Der BFH bestätigte das FG im Ergebnis. Der Aussteller einer Rechnung schuldet die zu Unrecht ausgewiesene Umsatzsteuer nach § 14 Abs. 3 UStG bis zur Berichtigung der Rechnung auch dann, wenn er bei Ausstellung der Rechnung nicht geschäftsfähig war.

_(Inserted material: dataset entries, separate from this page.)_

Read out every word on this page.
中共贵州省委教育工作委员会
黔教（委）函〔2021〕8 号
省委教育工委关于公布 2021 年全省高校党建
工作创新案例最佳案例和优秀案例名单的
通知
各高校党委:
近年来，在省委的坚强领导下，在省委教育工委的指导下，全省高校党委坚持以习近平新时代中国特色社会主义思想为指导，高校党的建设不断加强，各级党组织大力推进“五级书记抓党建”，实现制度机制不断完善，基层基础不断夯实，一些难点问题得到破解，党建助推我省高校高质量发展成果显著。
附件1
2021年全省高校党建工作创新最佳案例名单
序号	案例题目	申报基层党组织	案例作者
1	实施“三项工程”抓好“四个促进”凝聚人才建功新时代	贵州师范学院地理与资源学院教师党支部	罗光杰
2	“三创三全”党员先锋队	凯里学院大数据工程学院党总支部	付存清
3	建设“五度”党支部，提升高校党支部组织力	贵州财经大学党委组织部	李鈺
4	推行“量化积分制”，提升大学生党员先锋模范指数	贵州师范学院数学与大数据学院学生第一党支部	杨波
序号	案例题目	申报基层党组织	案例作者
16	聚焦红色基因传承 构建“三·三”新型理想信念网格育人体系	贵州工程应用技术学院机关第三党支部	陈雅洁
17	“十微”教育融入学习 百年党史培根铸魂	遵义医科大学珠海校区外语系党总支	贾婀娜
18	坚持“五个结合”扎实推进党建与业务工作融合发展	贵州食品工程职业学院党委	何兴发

Der BFH ließ offen, ob eine Rechnung grundsätzlich als rechtsgeschäftsähnliche Handlung, deren Rechtsfolgen kraft Gesetzes eintreten, oder als Realakt zu beurteilen ist, weil in ihr im Regelfall keine rechtserheblichen Willenserklärungen abgegeben und Rechtsfolgen ausgelöst werden. Hiervon ging der BFH im Ergebnis auch schon im Urteil vom 21.2.1980[1] aus. An dieser Entscheidung hält der erkennende Senat jedoch nicht mehr fest, soweit eine "Haftung" nach § 14 Abs. 3 UStG verneint wurde, wenn sich der Aussteller nachweislich im Zeitpunkt der Ausstellung der Rechnung in einem die freie Willensentschließung ausschließenden Zustand krankhafter Störung der Geistestätigkeit[2] befunden hat.

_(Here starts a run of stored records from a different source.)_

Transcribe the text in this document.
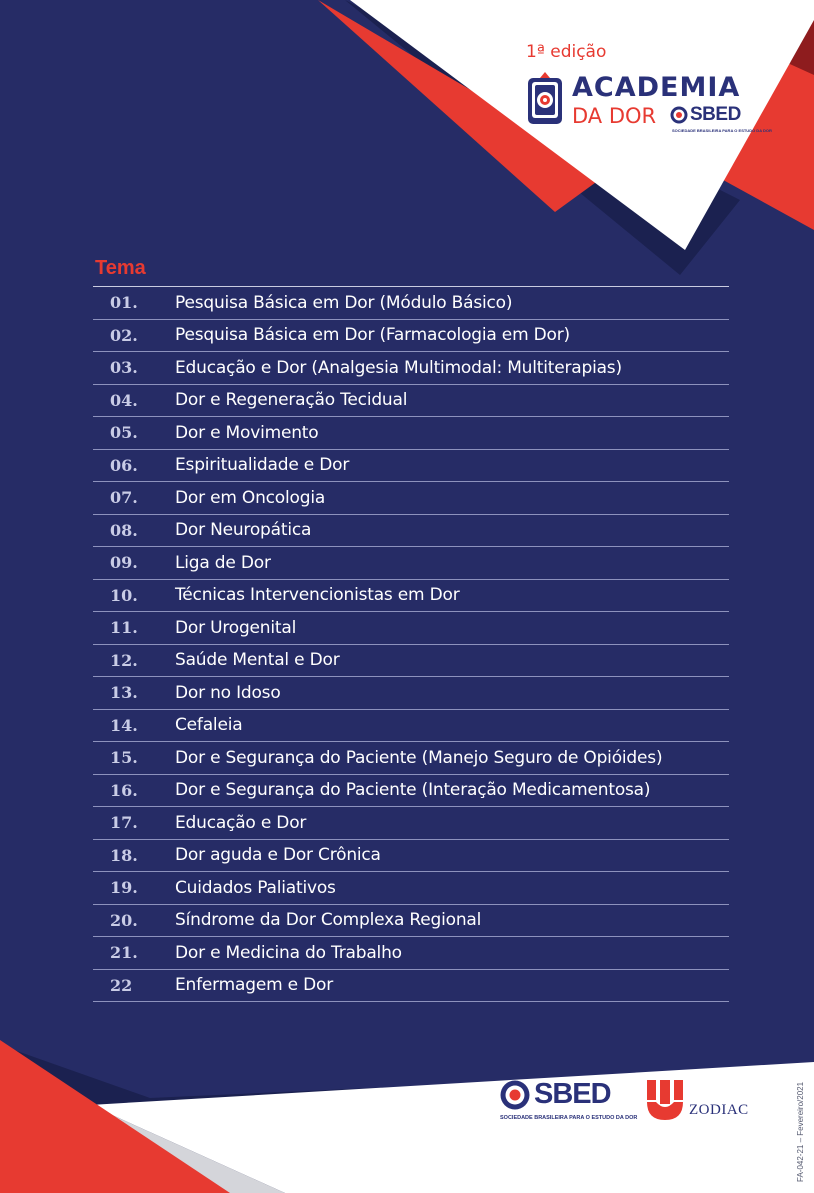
1ª edição
ACADEMIA
DA DOR SBED
SOCIEDADE BRASILEIRA PARA O ESTUDO DA DOR
Tema
01.	Pesquisa Básica em Dor (Módulo Básico)
02.	Pesquisa Básica em Dor (Farmacologia em Dor)
03.	Educação e Dor (Analgesia Multimodal: Multiterapias)
04.	Dor e Regeneração Tecidual
05.	Dor e Movimento
06.	Espiritualidade e Dor
07.	Dor em Oncologia
08.	Dor Neuropática
09.	Liga de Dor
10.	Técnicas Intervencionistas em Dor
11.	Dor Urogenital
12.	Saúde Mental e Dor
13.	Dor no Idoso
14.	Cefaleia
15.	Dor e Segurança do Paciente (Manejo Seguro de Opióides)
16.	Dor e Segurança do Paciente (Interação Medicamentosa)
17.	Educação e Dor
18.	Dor aguda e Dor Crônica
19.	Cuidados Paliativos
20.	Síndrome da Dor Complexa Regional
21.	Dor e Medicina do Trabalho
22	Enfermagem e Dor
SBED
SOCIEDADE BRASILEIRA PARA O ESTUDO DA DOR	ZODIAC	FA-042-21 – Fevereiro/2021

Rechtsfolge der Anwendbarkeit der Regeln über die Geschäftsfähigkeit ist zivilrechtlich zwar die Unwirksamkeit des Rechtsgeschäfts; steuerrechtlich ist nach § 41 AO die Unwirksamkeit eines Rechtsgeschäfts jedoch unbeachtlich, solange und soweit die Beteiligten das wirtschaftliche Ergebnis dieses Rechtsgeschäfts gleichwohl eintreten oder bestehen lassen. Für sog. Realakte gilt dies in gleicher Weise jedenfalls dann, wenn deren wirtschaftliches Ergebnis rückgängig gemacht werden kann, sei es durch den gesetzlichen Vertreter[3] oder – bei nur vorübergehender Geschäftsunfähigkeit – gegebenenfalls nach (Wieder-) Erlangung der Geschäftsfähigkeit durch den Geschäftsfähigen selbst. Das Urteil vom 21.2.1980[4] hatte noch nicht berücksichtigt, dass diese Möglichkeit auch bei Ausstellung einer Rechnung mit zu Unrecht ausgewiesener Umsatzsteuer besteht; denn bei richtlinienkonformer Auslegung des § 14 Abs. 3 UStG kann auch die nach § 14 Abs. 3 UStG zu Unrecht in Rechnung gestellte Umsatzsteuer berichtigt werden, wenn der Vorsteuerabzug beim Leistungsempfänger rückgängig gemacht worden ist[5]. Berichtigt der Aussteller die Rechnung mit zu Unrecht ausgewiesener Umsatzsteuer nicht im Besteuerungszeitraum der Ausgabe der Rechnungen, sondern erst in einem späteren Besteuerungszeitraum, entfällt der Steueranspruch nicht rückwirkend, sondern erst in dem Besteuerungszeitraum der Berichtigung bzw. Rückgabe der Rechnungen. Hier hatte der Kläger die Rechnung noch nicht berichtigt.

 

Praxishinweis

Wie im Leitsatz angegeben, ergab sich eine Änderung der Rechtsprechung, soweit der BFH im Urteil vom 21.2.1980[6] die Steuerschuld aus § 14 Abs. 3 UStG bei Geistesstörung zur Zeit der Rechnungsausstellung verneint hatte. Die jetzt aufgrund der EuGH-Rechtsprechung anerkannte Berichtigungsmöglichkeit auch in Fällen des § 14 Abs. 3 UStG rechtfertigt diese Ausnahmebeurteilung nicht (mehr). Es ist schwer zu sagen, ob häufig versucht wurde, sich Debilität und mehr zur Vermeidung der harten Folgen des § 14 Abs. 3 UStG ärztlich verschreiben zu lassen. Wer es versuchte, hatte offenbar keine Probleme, entsprechende ärztliche Bestätigung zu bekommen. Die vorliegende Entscheidung erweist sich vielleicht auch als Beitrag zur "Gesundheitsreform".